Figure 15. Input the credit card info for Skype
Figure 16. Input billing info for Skype
Figure 17. Input info for “Verified by Visa”
From above figures, we can see that the malware is designed to steal the victim’s full credit card information. It also uses the “Verified by Visa,” “MasterCard SecureCode,” or “American Express SafeKey” screens to trick the user into thinking that their transaction was legitimate. The traffic is shown below.
Figure 18. Sending the full details of credit card to C2 server
The phishing screen overlay strategy targeting other social media apps is similar to the one shown for Skype app.
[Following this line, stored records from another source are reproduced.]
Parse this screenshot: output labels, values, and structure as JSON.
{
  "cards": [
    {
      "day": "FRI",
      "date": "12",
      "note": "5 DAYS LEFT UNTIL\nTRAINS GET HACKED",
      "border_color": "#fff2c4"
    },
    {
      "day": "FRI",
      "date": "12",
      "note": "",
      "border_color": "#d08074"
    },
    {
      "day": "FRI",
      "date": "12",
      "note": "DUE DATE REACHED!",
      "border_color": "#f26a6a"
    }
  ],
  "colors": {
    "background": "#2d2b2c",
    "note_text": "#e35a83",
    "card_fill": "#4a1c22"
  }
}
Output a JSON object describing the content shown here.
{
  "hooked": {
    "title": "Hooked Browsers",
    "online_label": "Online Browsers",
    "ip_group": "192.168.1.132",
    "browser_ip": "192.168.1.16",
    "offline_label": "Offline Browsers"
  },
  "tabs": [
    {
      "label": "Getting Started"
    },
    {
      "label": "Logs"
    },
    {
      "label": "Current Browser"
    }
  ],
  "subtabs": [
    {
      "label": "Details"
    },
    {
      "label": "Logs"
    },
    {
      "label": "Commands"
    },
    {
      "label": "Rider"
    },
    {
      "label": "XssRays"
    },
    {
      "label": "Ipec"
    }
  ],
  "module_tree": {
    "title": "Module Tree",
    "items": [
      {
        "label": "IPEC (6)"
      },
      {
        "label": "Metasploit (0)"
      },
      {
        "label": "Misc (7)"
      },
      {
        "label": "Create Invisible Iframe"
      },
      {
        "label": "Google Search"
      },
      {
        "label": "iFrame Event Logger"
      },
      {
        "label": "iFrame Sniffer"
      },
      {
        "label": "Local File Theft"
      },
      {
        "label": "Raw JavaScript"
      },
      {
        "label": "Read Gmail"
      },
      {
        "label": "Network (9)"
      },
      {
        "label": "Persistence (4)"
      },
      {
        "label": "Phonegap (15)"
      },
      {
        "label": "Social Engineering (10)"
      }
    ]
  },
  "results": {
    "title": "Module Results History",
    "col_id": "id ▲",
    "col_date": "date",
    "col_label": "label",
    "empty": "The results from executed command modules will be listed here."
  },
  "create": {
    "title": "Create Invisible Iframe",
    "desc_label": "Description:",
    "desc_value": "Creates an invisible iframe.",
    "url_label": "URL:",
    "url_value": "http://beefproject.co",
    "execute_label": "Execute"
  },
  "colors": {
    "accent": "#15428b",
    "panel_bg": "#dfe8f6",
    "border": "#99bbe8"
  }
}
These malware samples are detected by Fortinet Antivirus signatures Android/Banker.GT!tr.spy and Android/Marcher.GT!tr. The traffic submitting the stolen info to the C&C server can be detected by Fortinet IPS signature Android.Banker.German.Malware.C2.
Based on our analysis, this malware family has good extensibility. The attacker can add new app lists easily in the code. These new variants have added the Google Play app and some other popular social media apps as targets in order to steal credit card information. And the “Verified by Visa,” “MasterCard SecureCode,” and “American Express SafeKey” screens are used convince victims that their transactions were legitimate. It also adds some new banks in Austria as targets. We predict that that list of targeted banks will continue to spread all over the world.
We will continue to monitor future activities from this malware family and ensure that an adequate security solution is developed in our products.